Ordering in Cloud Pub/Sub consists of two properties. The first is the ordering key set on a message when publishing. This string — which can be up to 1KB — represents the entity for which messages should be ordered. For example, it could be a user ID or the primary key of a row in a database. The second property is the enable_message_ordering property on a subscription. When this property is true, subscribers receive messages for an ordering key in the order in which they were received by the service.

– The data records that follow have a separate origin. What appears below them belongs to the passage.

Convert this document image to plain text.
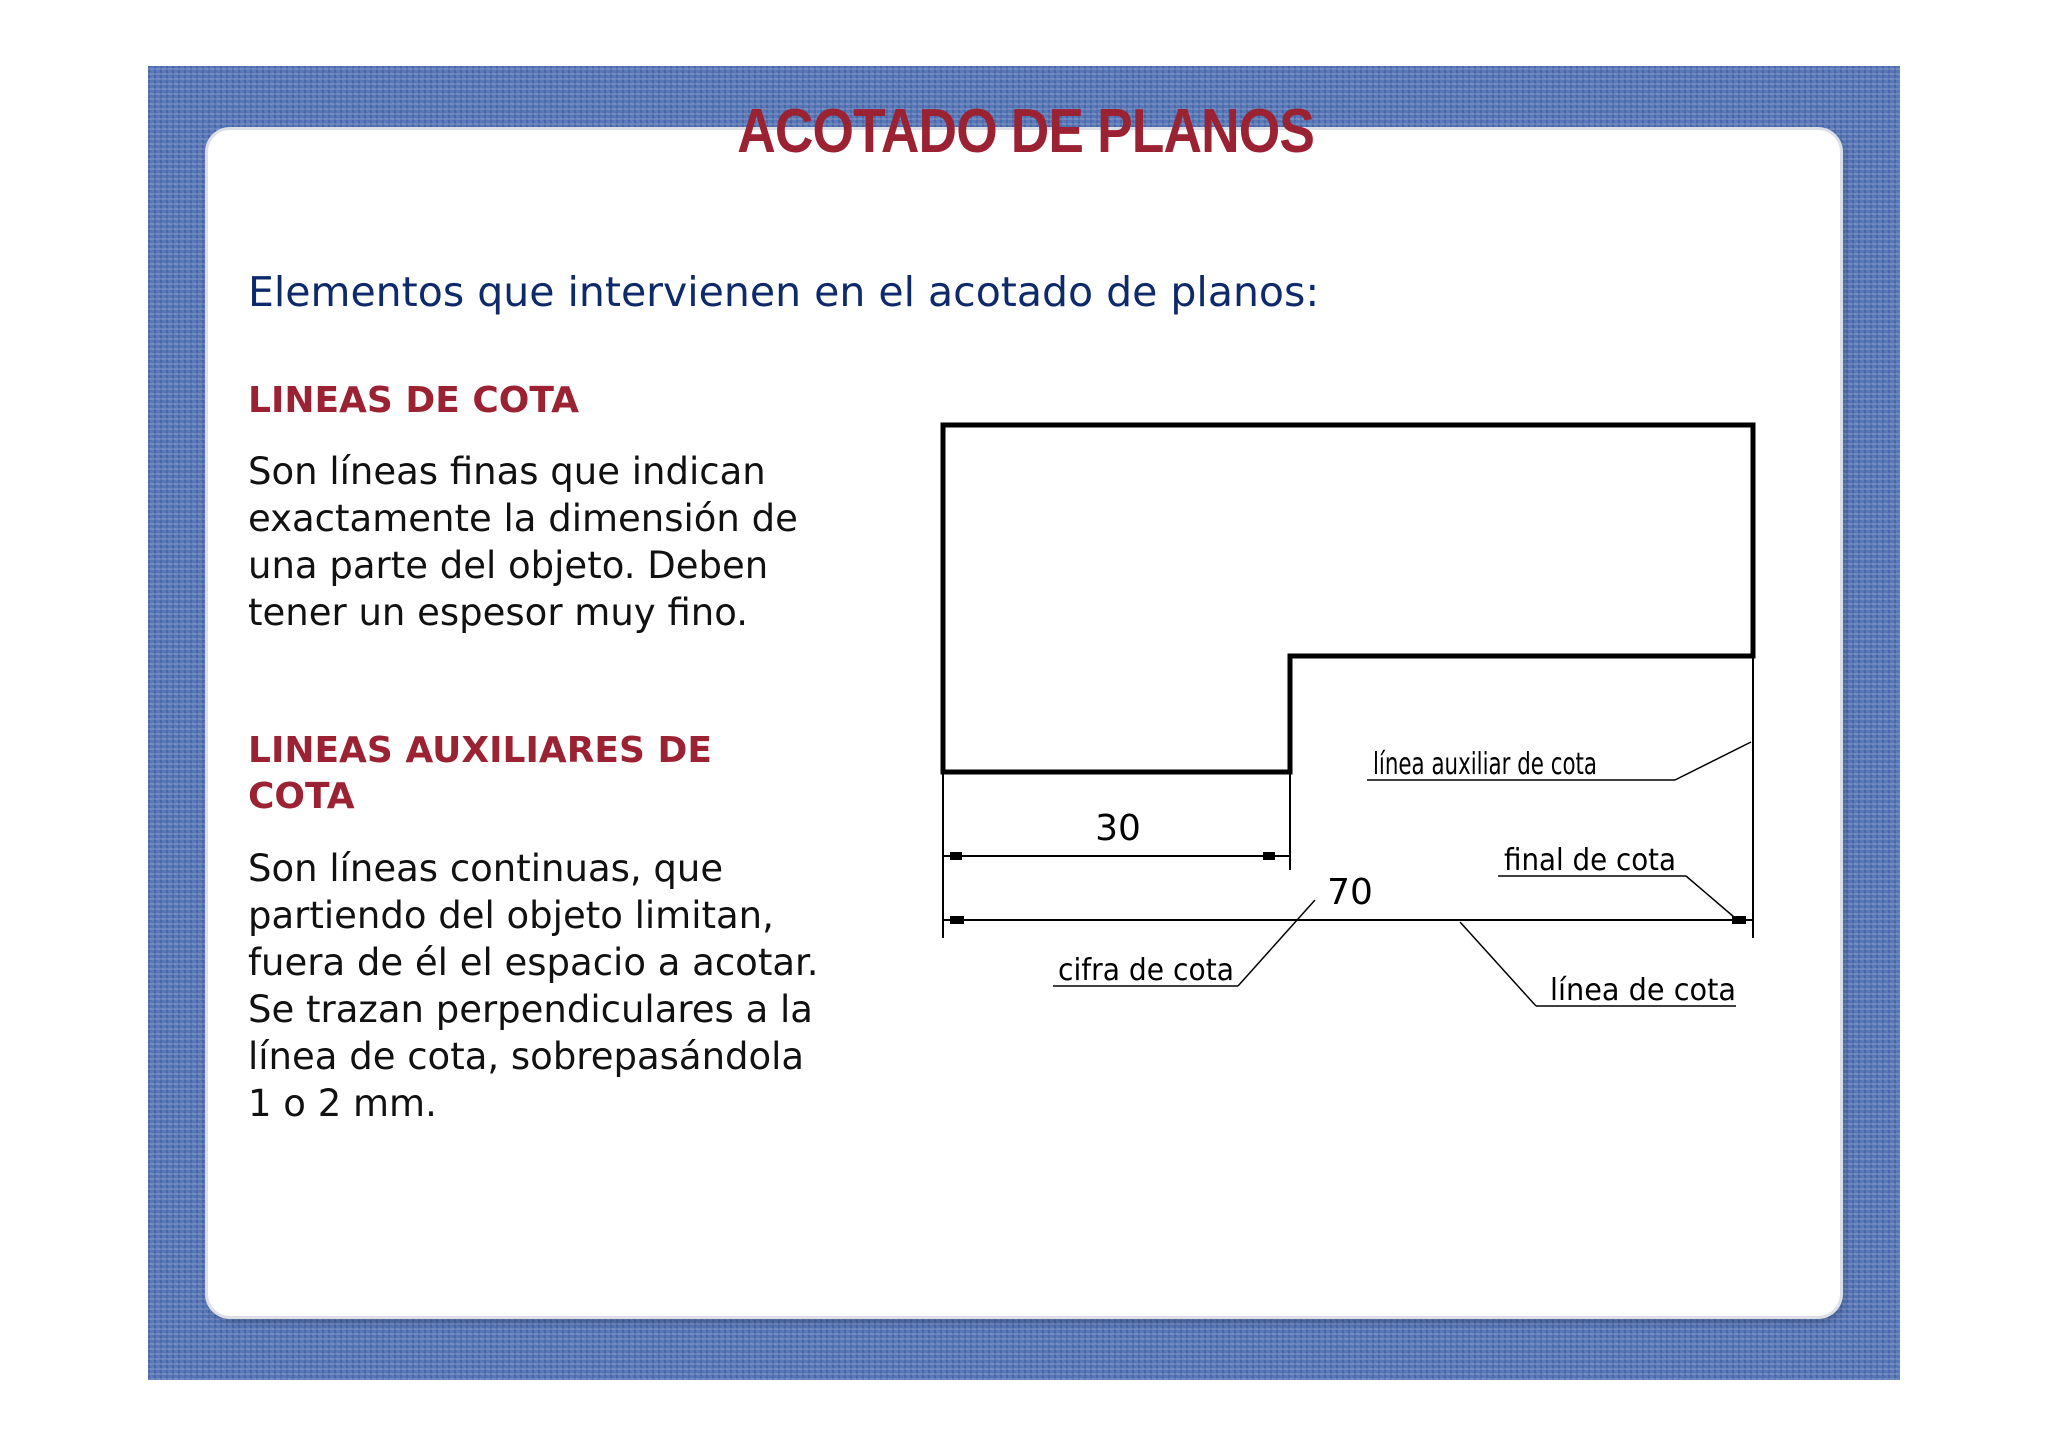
ACOTADO DE PLANOS
Elementos que intervienen en el acotado de planos:
LINEAS DE COTA
Son líneas finas que indican
exactamente la dimensión de
una parte del objeto. Deben
tener un espesor muy fino.
LINEAS AUXILIARES DE
COTA
Son líneas continuas, que
partiendo del objeto limitan,
fuera de él el espacio a acotar.
Se trazan perpendiculares a la
línea de cota, sobrepasándola
1 o 2 mm.
30
70
línea auxiliar de cota
final de cota
cifra de cota
línea de cota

These two properties allow publishers and subscribers to decide independently if messages are ordered. If the publisher does not specify ordering keys with messages or the subscriber does not enable ordered delivery, then message delivery is not in order and behaves just like Cloud Pub/Sub without the ordered delivery feature. Not all subscriptions on a topic need to have the same setting for enable_message_ordering. Therefore, different use cases that receive the same messages can determine if they need ordered delivery without impacting each other.

The number of ordering keys is limited only by what can be represented by the 1KB string. The publish throughput on each ordering key is limited to 1MB/s. The throughput across all ordering keys on a topic is limited to the quota available in a publish region. This limit can be increased to many GBs/s.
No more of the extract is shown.